James v. United Artists Corp.
Headline: Court blocks West Virginia from taxing a New York film distributor’s receipts, holding the distributor did not collect income in the state and the tax unlawfully burdened interstate commerce, protecting out-of-state distributors.
Holding:
- Prevents states from taxing out-of-state distributors without in-state collection or agents.
- Leaves local theater operators responsible for their own gross-receipts tax.

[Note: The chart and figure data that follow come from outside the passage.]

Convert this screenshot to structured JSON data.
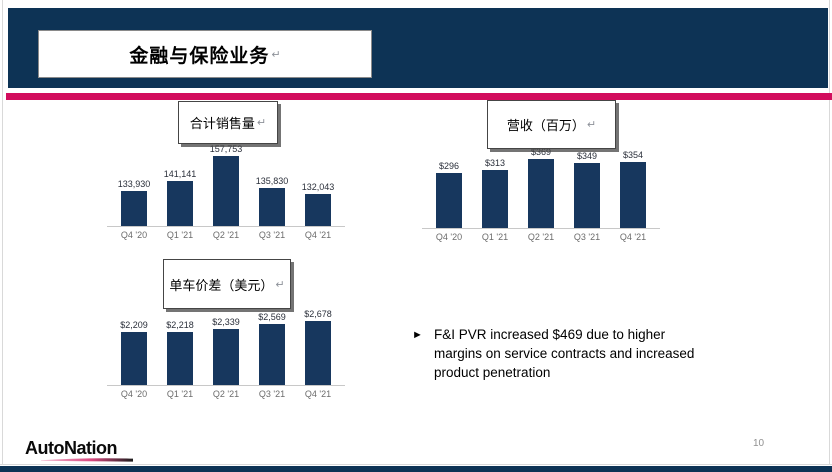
{
  "header": {
    "title": "金融与保险业务",
    "return_mark": "↵"
  },
  "footer": {
    "logo_text": "AutoNation",
    "page_number": "10"
  },
  "bullet": {
    "marker": "►",
    "lines": [
      "F&I PVR increased $469 due to higher",
      "margins on service contracts and increased",
      "product penetration"
    ]
  },
  "colors": {
    "header_navy": "#0d3355",
    "bar_navy": "#17375e",
    "accent_pink": "#d20d5d",
    "category_gray": "#6c6c6c"
  },
  "chart_data": [
    {
      "type": "bar",
      "title": "合计销售量",
      "return_mark": "↵",
      "categories": [
        "Q4 '20",
        "Q1 '21",
        "Q2 '21",
        "Q3 '21",
        "Q4 '21"
      ],
      "values": [
        133930,
        141141,
        157753,
        135830,
        132043
      ],
      "labels": [
        "133,930",
        "141,141",
        "157,753",
        "135,830",
        "132,043"
      ],
      "ylim": [
        110000,
        158000
      ],
      "xlabel": "",
      "ylabel": "",
      "grid": false,
      "legend": false
    },
    {
      "type": "bar",
      "title": "营收（百万）",
      "return_mark": "↵",
      "categories": [
        "Q4 '20",
        "Q1 '21",
        "Q2 '21",
        "Q3 '21",
        "Q4 '21"
      ],
      "values": [
        296,
        313,
        369,
        349,
        354
      ],
      "labels": [
        "$296",
        "$313",
        "$369",
        "$349",
        "$354"
      ],
      "ylim": [
        0,
        369
      ],
      "xlabel": "",
      "ylabel": "",
      "grid": false,
      "legend": false
    },
    {
      "type": "bar",
      "title": "单车价差（美元）",
      "return_mark": "↵",
      "categories": [
        "Q4 '20",
        "Q1 '21",
        "Q2 '21",
        "Q3 '21",
        "Q4 '21"
      ],
      "values": [
        2209,
        2218,
        2339,
        2569,
        2678
      ],
      "labels": [
        "$2,209",
        "$2,218",
        "$2,339",
        "$2,569",
        "$2,678"
      ],
      "ylim": [
        0,
        2678
      ],
      "xlabel": "",
      "ylabel": "",
      "grid": false,
      "legend": false
    }
  ]
}
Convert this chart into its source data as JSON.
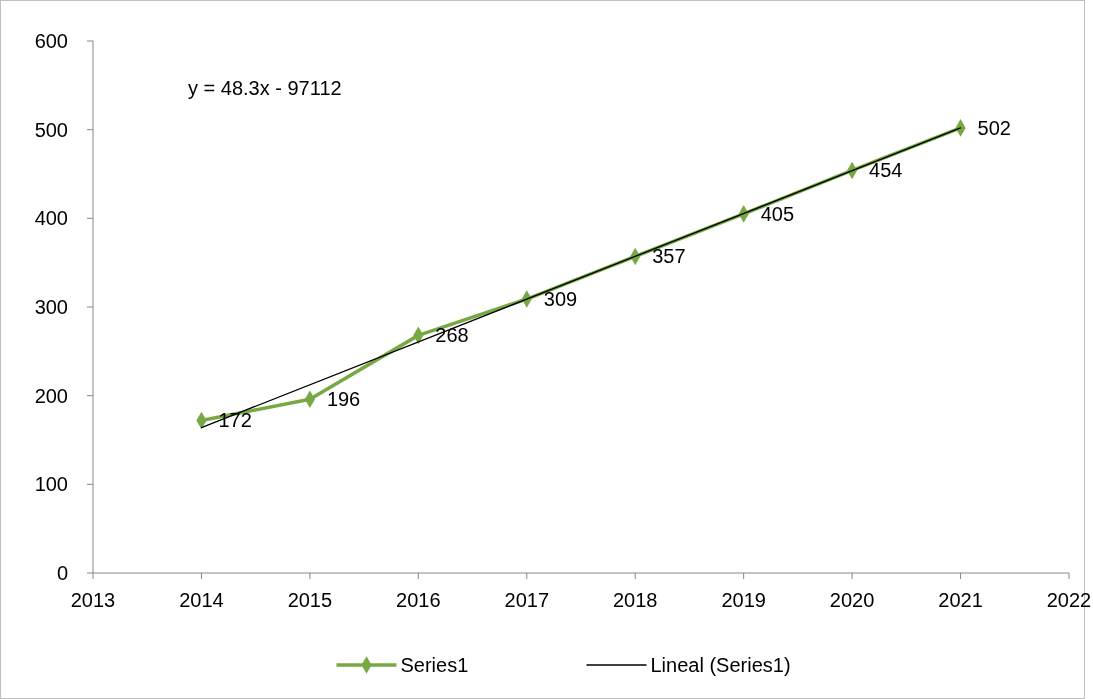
{
  "chart_data": {
    "type": "line",
    "x": [
      2014,
      2015,
      2016,
      2017,
      2018,
      2019,
      2020,
      2021
    ],
    "series": [
      {
        "name": "Series1",
        "color": "#77a843",
        "values": [
          172,
          196,
          268,
          309,
          357,
          405,
          454,
          502
        ],
        "marker": "diamond",
        "value_labels": [
          "172",
          "196",
          "268",
          "309",
          "357",
          "405",
          "454",
          "502"
        ]
      },
      {
        "name": "Lineal (Series1)",
        "color": "#000000",
        "x": [
          2014,
          2021
        ],
        "values": [
          164,
          502
        ],
        "marker": "none"
      }
    ],
    "xlim": [
      2013,
      2022
    ],
    "xticks": [
      2013,
      2014,
      2015,
      2016,
      2017,
      2018,
      2019,
      2020,
      2021,
      2022
    ],
    "ylim": [
      0,
      600
    ],
    "yticks": [
      0,
      100,
      200,
      300,
      400,
      500,
      600
    ],
    "annotations": [
      "y = 48.3x - 97112"
    ],
    "grid": false,
    "legend": "bottom"
  }
}
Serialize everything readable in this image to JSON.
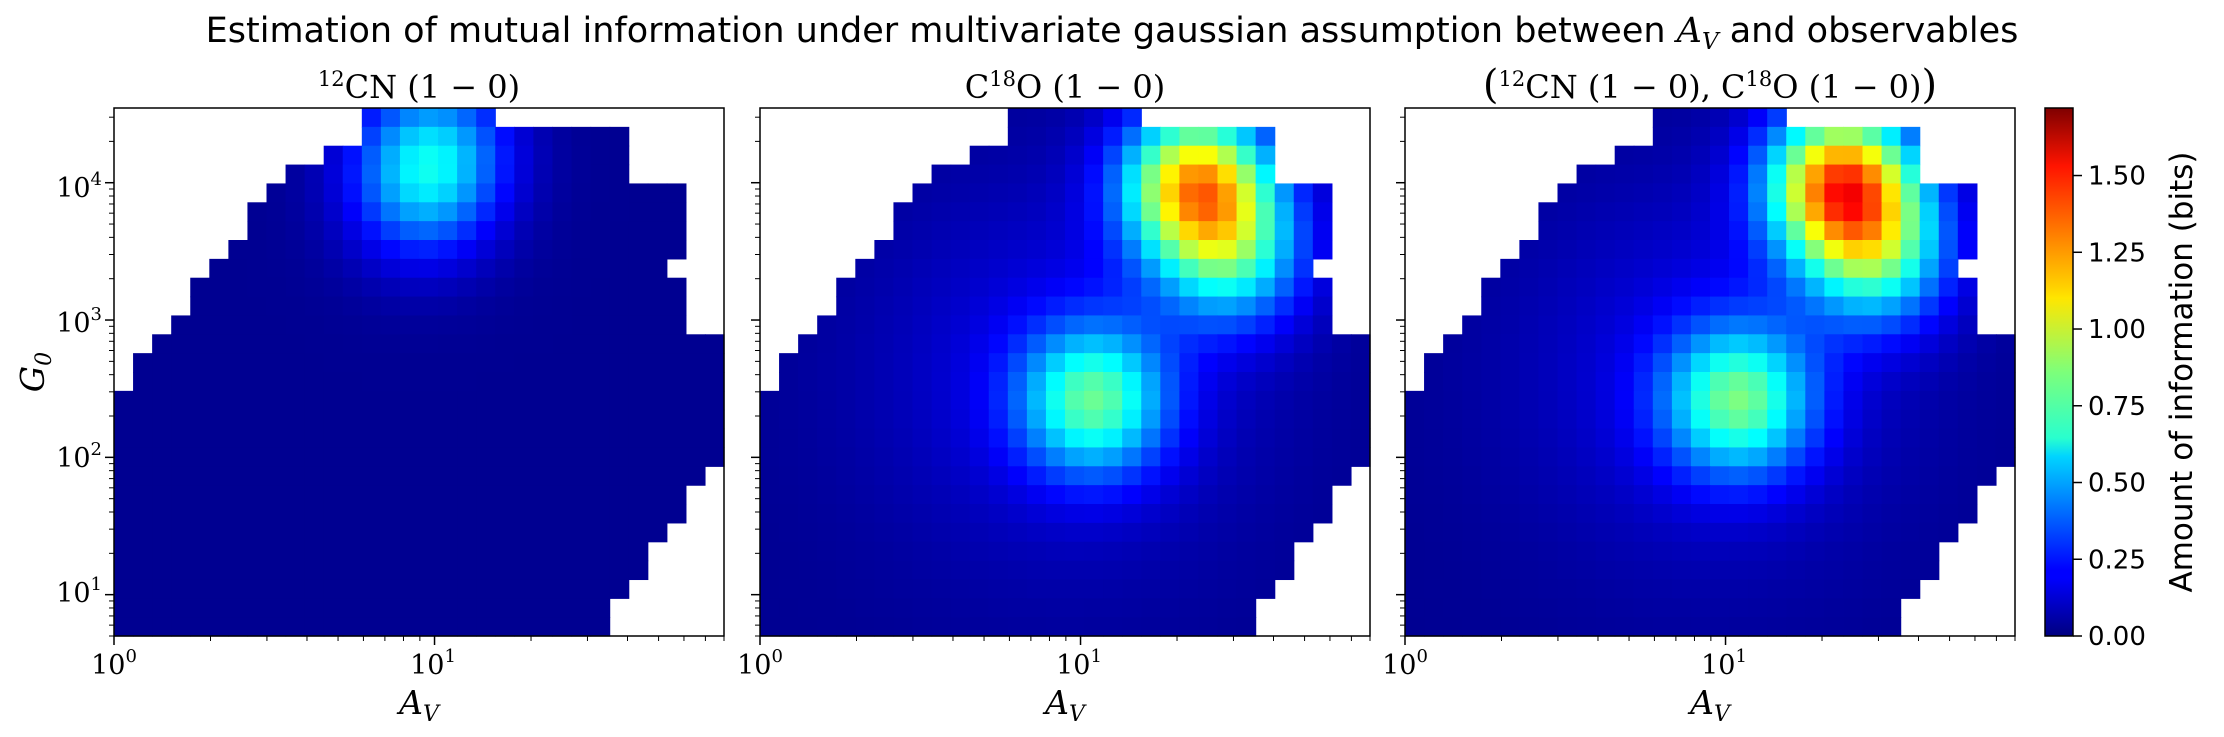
{
  "figure": {
    "title": "Estimation of mutual information under multivariate gaussian assumption between A_V and observables",
    "title_pre": "Estimation of mutual information under multivariate gaussian assumption between ",
    "title_sym": "A",
    "title_sub": "V",
    "title_post": " and observables"
  },
  "chart_data": [
    {
      "type": "heatmap",
      "title": "12CN (1 − 0)",
      "title_parts": {
        "pre": "",
        "sup": "12",
        "base": "CN",
        "rest": " (1 − 0)"
      },
      "xlabel": "A_V",
      "xlabel_sym": "A",
      "xlabel_sub": "V",
      "ylabel": "G_0",
      "ylabel_sym": "G",
      "ylabel_sub": "0",
      "xscale": "log",
      "yscale": "log",
      "xlim": [
        1,
        80
      ],
      "ylim": [
        5,
        35000
      ],
      "x_ticks": [
        {
          "base": "10",
          "exp": "0"
        },
        {
          "base": "10",
          "exp": "1"
        }
      ],
      "y_ticks": [
        {
          "base": "10",
          "exp": "1"
        },
        {
          "base": "10",
          "exp": "2"
        },
        {
          "base": "10",
          "exp": "3"
        },
        {
          "base": "10",
          "exp": "4"
        }
      ],
      "peaks": [
        {
          "av": 10,
          "g0": 18000,
          "value": 0.42
        },
        {
          "av": 9,
          "g0": 8000,
          "value": 0.3
        }
      ]
    },
    {
      "type": "heatmap",
      "title": "C18O (1 − 0)",
      "title_parts": {
        "pre": "C",
        "sup": "18",
        "base": "O",
        "rest": " (1 − 0)"
      },
      "xlabel": "A_V",
      "xlabel_sym": "A",
      "xlabel_sub": "V",
      "xscale": "log",
      "yscale": "log",
      "xlim": [
        1,
        80
      ],
      "ylim": [
        5,
        35000
      ],
      "x_ticks": [
        {
          "base": "10",
          "exp": "0"
        },
        {
          "base": "10",
          "exp": "1"
        }
      ],
      "peaks": [
        {
          "av": 23,
          "g0": 10000,
          "value": 1.1
        },
        {
          "av": 11,
          "g0": 260,
          "value": 0.65
        },
        {
          "av": 30,
          "g0": 3000,
          "value": 0.55
        }
      ]
    },
    {
      "type": "heatmap",
      "title": "(12CN (1 − 0), C18O (1 − 0))",
      "title_parts": {
        "open": "(",
        "sup1": "12",
        "base1": "CN",
        "mid": " (1 − 0), C",
        "sup2": "18",
        "base2": "O",
        "rest": " (1 − 0)",
        "close": ")"
      },
      "xlabel": "A_V",
      "xlabel_sym": "A",
      "xlabel_sub": "V",
      "xscale": "log",
      "yscale": "log",
      "xlim": [
        1,
        80
      ],
      "ylim": [
        5,
        35000
      ],
      "x_ticks": [
        {
          "base": "10",
          "exp": "0"
        },
        {
          "base": "10",
          "exp": "1"
        }
      ],
      "peaks": [
        {
          "av": 23,
          "g0": 10000,
          "value": 1.25
        },
        {
          "av": 11,
          "g0": 260,
          "value": 0.68
        },
        {
          "av": 30,
          "g0": 3000,
          "value": 0.6
        }
      ]
    }
  ],
  "colorbar": {
    "label": "Amount of information (bits)",
    "colormap": "jet",
    "range": [
      0,
      1.72
    ],
    "ticks": [
      "0.00",
      "0.25",
      "0.50",
      "0.75",
      "1.00",
      "1.25",
      "1.50"
    ],
    "tick_values": [
      0,
      0.25,
      0.5,
      0.75,
      1.0,
      1.25,
      1.5
    ]
  }
}
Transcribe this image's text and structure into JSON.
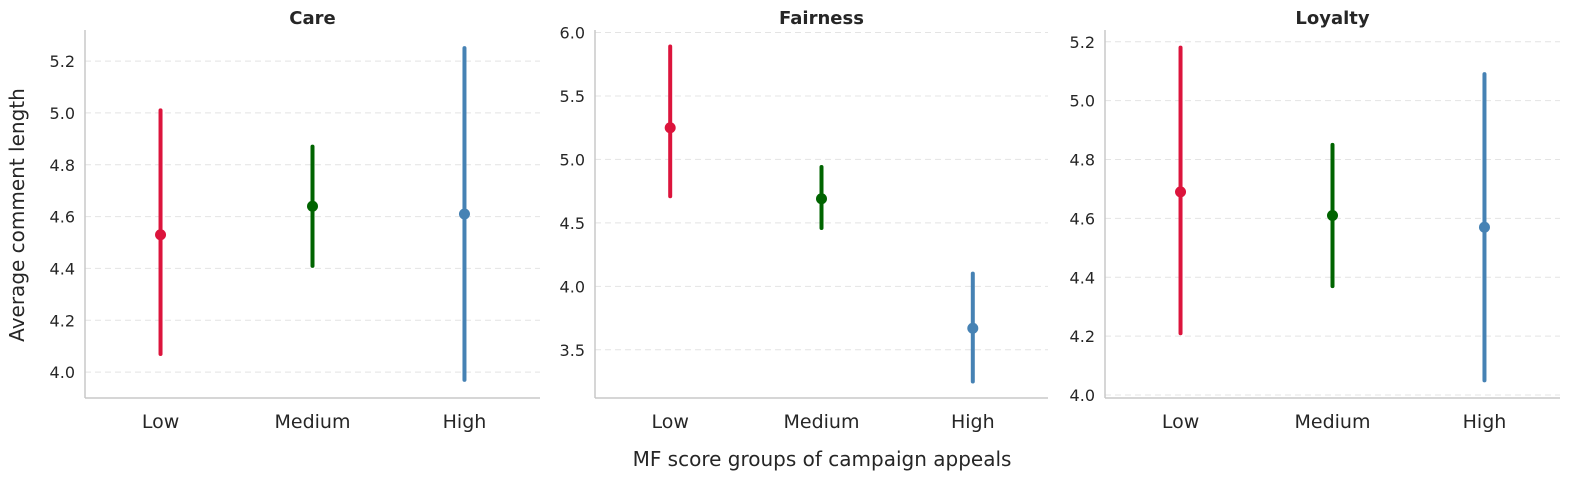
{
  "chart_data": {
    "type": "pointplot",
    "xlabel": "MF score groups of campaign appeals",
    "ylabel": "Average comment length",
    "categories": [
      "Low",
      "Medium",
      "High"
    ],
    "colors": [
      "#dc143c",
      "#006400",
      "#4682b4"
    ],
    "grid": "y-dashed",
    "panels": [
      {
        "title": "Care",
        "ylim": [
          3.9,
          5.32
        ],
        "yticks": [
          "4.0",
          "4.2",
          "4.4",
          "4.6",
          "4.8",
          "5.0",
          "5.2"
        ],
        "points": [
          {
            "category": "Low",
            "mean": 4.53,
            "lower": 4.07,
            "upper": 5.01
          },
          {
            "category": "Medium",
            "mean": 4.64,
            "lower": 4.41,
            "upper": 4.87
          },
          {
            "category": "High",
            "mean": 4.61,
            "lower": 3.97,
            "upper": 5.25
          }
        ]
      },
      {
        "title": "Fairness",
        "ylim": [
          3.12,
          6.02
        ],
        "yticks": [
          "3.5",
          "4.0",
          "4.5",
          "5.0",
          "5.5",
          "6.0"
        ],
        "points": [
          {
            "category": "Low",
            "mean": 5.25,
            "lower": 4.71,
            "upper": 5.89
          },
          {
            "category": "Medium",
            "mean": 4.69,
            "lower": 4.46,
            "upper": 4.94
          },
          {
            "category": "High",
            "mean": 3.67,
            "lower": 3.25,
            "upper": 4.1
          }
        ]
      },
      {
        "title": "Loyalty",
        "ylim": [
          3.99,
          5.24
        ],
        "yticks": [
          "4.0",
          "4.2",
          "4.4",
          "4.6",
          "4.8",
          "5.0",
          "5.2"
        ],
        "points": [
          {
            "category": "Low",
            "mean": 4.69,
            "lower": 4.21,
            "upper": 5.18
          },
          {
            "category": "Medium",
            "mean": 4.61,
            "lower": 4.37,
            "upper": 4.85
          },
          {
            "category": "High",
            "mean": 4.57,
            "lower": 4.05,
            "upper": 5.09
          }
        ]
      }
    ]
  }
}
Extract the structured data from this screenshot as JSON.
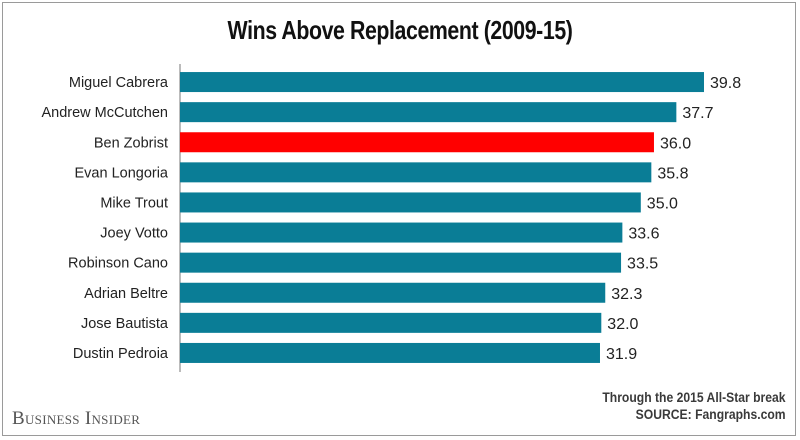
{
  "chart_data": {
    "type": "bar",
    "orientation": "horizontal",
    "title": "Wins Above Replacement (2009-15)",
    "categories": [
      "Miguel Cabrera",
      "Andrew McCutchen",
      "Ben Zobrist",
      "Evan Longoria",
      "Mike Trout",
      "Joey Votto",
      "Robinson Cano",
      "Adrian Beltre",
      "Jose Bautista",
      "Dustin Pedroia"
    ],
    "values": [
      39.8,
      37.7,
      36.0,
      35.8,
      35.0,
      33.6,
      33.5,
      32.3,
      32.0,
      31.9
    ],
    "value_labels": [
      "39.8",
      "37.7",
      "36.0",
      "35.8",
      "35.0",
      "33.6",
      "33.5",
      "32.3",
      "32.0",
      "31.9"
    ],
    "highlight": "Ben Zobrist",
    "xlim": [
      0,
      39.8
    ],
    "grid": false,
    "bar_color": "#0a7d96",
    "highlight_color": "#ff0000"
  },
  "footer": {
    "brand": "Business Insider",
    "note_line1": "Through the 2015 All-Star break",
    "note_line2": "SOURCE: Fangraphs.com"
  }
}
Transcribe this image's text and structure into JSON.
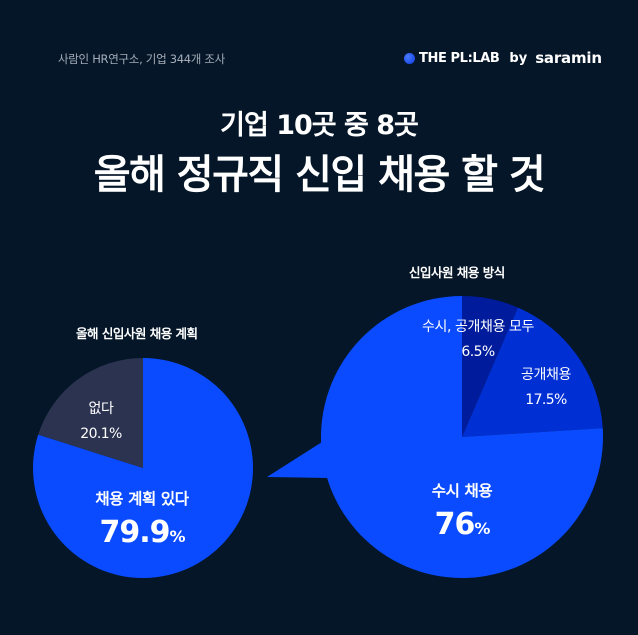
{
  "header": {
    "source": "사람인 HR연구소, 기업 344개 조사",
    "brand": {
      "logo": "blue-dot-icon",
      "name": "THE PL:LAB",
      "by": "by",
      "partner": "saramin"
    }
  },
  "headline": {
    "line1": "기업 10곳 중 8곳",
    "line2": "올해 정규직 신입 채용 할 것"
  },
  "colors": {
    "background": "#041628",
    "primary_blue": "#0a4bff",
    "dark_slate": "#2c3350",
    "mid_blue": "#0030d4",
    "deep_blue": "#001c9c"
  },
  "chart_data": [
    {
      "type": "pie",
      "title": "올해 신입사원 채용 계획",
      "slices": [
        {
          "label": "채용 계획 있다",
          "value": 79.9,
          "display": "79.9",
          "color": "#0a4bff"
        },
        {
          "label": "없다",
          "value": 20.1,
          "display": "20.1%",
          "color": "#2c3350"
        }
      ]
    },
    {
      "type": "pie",
      "title": "신입사원 채용 방식",
      "slices": [
        {
          "label": "수시 채용",
          "value": 76,
          "display": "76",
          "color": "#0a4bff"
        },
        {
          "label": "공개채용",
          "value": 17.5,
          "display": "17.5%",
          "color": "#0030d4"
        },
        {
          "label": "수시, 공개채용 모두",
          "value": 6.5,
          "display": "6.5%",
          "color": "#001c9c"
        }
      ]
    }
  ],
  "units": {
    "percent": "%"
  }
}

- Protects companies that accept contracts and receive payment outside the State.
Summary
Background
A Delaware motion-picture distributing company with its principal office in New York sued a West Virginia tax official to stop collection of a state gross-receipts tax. The company has no office or agents in West Virginia other than a traveling representative who solicits contracts. West Virginia exhibitors sign offers that the distributor accepts in New York, films are shipped into the State temporarily for showing, and exhibitors send payments to the distributor at locations outside West Virginia. The State sought to tax the distributor under a statute on ‘‘collecting incomes’’ in the State.
Reasoning
The central question was whether the distributor was legally “engaging within” West Virginia in the business of collecting income so as to incur the State’s one-percent gross-receipts tax. The Court relied on the statute’s language that the taxed activity must be carried on within the State. Because the distributor did not maintain offices or collection agents in West Virginia, and exhibitors paid the distributor at out-of-state locations, the Court found no basis to treat the distributor as collecting income in West Virginia. The lower court’s injunction was affirmed, the distributor prevailing, and the attempted tax was held to impose an unconstitutional burden on interstate commerce.
Real world impact
The ruling protects out-of-state distributors who accept contracts and receive payment outside a State from being taxed there solely because their films are temporarily shown in-state. Local theater operators remain subject to the State’s tax on exhibition receipts. The decision does not resolve whether a differently framed State tax could apply to income actually collected inside the State.